Plaintiff's counsel argues that a sharing of the profits and losses was provided for under the agreement, and that such presupposed a partnership under articles 2801, 2808, 2811, and 2813 of the Civil Code, Our attention is called to the provision that on completion of the well the 40-acre lease would be owned by the parties according to stipulated interests. Assuming, for the purpose of this discussion, that the well had been completed and the proposed interests had become vested, each party to the contract would have had the right and authority to sell his interest or share of the oil without consulting the other parties. This was sufficient to show that the contract was not one of partnership. Sabine Supply Co. v. Cameron Oil Co. et al.,
Futhermore, there is nothing in the contract indicating that all parties would share in the losses. On the contrary, it is graphically and specifically provided that Howard and Scott would bear all expenses, and *140 that protection from labor liens would be afforded Sherrill's property.

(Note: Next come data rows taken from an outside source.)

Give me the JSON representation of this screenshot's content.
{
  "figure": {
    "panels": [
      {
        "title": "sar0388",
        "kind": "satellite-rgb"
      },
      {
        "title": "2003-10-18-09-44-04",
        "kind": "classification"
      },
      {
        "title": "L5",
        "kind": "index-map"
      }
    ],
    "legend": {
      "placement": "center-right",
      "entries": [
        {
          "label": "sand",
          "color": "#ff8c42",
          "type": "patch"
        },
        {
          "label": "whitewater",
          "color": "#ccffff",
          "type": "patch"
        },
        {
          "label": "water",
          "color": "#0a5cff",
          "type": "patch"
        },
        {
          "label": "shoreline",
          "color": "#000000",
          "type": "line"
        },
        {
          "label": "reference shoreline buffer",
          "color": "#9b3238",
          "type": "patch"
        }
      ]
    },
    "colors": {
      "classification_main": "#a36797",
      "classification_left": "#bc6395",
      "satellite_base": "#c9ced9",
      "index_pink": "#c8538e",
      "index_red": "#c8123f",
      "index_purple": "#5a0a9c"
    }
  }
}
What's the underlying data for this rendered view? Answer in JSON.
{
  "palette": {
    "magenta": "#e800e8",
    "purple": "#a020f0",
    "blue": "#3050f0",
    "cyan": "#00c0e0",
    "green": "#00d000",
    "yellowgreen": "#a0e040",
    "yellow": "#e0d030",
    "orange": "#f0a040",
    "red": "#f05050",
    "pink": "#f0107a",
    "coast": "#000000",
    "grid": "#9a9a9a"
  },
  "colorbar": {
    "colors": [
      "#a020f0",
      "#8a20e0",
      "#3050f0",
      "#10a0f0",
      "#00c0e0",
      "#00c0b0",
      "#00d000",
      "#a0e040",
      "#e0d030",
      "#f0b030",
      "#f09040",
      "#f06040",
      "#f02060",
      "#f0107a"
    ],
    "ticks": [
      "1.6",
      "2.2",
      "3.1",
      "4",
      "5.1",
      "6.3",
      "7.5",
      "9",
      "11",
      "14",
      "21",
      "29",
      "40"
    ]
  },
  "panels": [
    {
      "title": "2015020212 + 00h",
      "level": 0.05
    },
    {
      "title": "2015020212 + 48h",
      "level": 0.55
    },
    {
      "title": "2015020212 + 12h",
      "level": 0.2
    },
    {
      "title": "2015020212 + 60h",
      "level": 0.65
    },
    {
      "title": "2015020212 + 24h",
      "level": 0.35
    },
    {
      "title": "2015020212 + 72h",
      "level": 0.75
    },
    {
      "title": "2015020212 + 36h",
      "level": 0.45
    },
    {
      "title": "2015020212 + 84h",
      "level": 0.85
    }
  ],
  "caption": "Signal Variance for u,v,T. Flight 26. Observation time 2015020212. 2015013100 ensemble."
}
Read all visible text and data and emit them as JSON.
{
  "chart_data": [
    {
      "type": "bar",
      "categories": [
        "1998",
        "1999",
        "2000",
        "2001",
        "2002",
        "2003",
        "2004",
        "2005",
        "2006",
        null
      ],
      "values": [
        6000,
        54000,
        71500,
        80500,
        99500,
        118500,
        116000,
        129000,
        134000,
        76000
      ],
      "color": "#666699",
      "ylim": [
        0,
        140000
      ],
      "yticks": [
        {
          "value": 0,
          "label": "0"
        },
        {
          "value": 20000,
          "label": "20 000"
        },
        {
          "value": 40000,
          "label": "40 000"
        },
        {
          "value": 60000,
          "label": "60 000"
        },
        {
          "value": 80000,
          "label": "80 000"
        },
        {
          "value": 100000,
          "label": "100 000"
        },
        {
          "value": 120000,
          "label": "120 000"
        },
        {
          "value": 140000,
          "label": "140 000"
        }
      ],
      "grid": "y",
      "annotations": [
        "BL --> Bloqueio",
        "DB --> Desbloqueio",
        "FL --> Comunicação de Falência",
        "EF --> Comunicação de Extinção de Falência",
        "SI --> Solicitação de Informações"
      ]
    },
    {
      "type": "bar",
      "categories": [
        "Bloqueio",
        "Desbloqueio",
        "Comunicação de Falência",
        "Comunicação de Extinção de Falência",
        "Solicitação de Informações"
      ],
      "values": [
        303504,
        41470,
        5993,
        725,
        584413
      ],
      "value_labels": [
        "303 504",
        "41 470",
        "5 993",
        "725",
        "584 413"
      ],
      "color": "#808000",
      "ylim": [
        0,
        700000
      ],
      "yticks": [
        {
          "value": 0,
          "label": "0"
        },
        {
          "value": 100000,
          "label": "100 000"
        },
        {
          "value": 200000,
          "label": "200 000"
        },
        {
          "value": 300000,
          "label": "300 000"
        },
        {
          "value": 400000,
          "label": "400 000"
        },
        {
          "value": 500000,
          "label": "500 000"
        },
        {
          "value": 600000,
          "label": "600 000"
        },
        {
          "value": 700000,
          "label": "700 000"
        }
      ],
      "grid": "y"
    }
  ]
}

It is also urged that a partnership was contemplated by reason of the provision that "all equipment except the drilling rig shall be owned jointly by first party and parties of the second part." The Supreme Court, in Sabine Supply Co. v. Cameron Oil Co., supra, considered similar provisions of a contract, and in its opinion stated: "Those clauses defined merely the mutual rights and the corresponding obligations of the parties to the contract, towards each other, but none of the stipulations created or recognized any obligation on the part of either party in favor of any third party."
Considering the agreement in question in its entirety, we are of the opinion that no partnership was intended or existed among all of the parties.
For the foregoing reasons, the judgment is affirmed.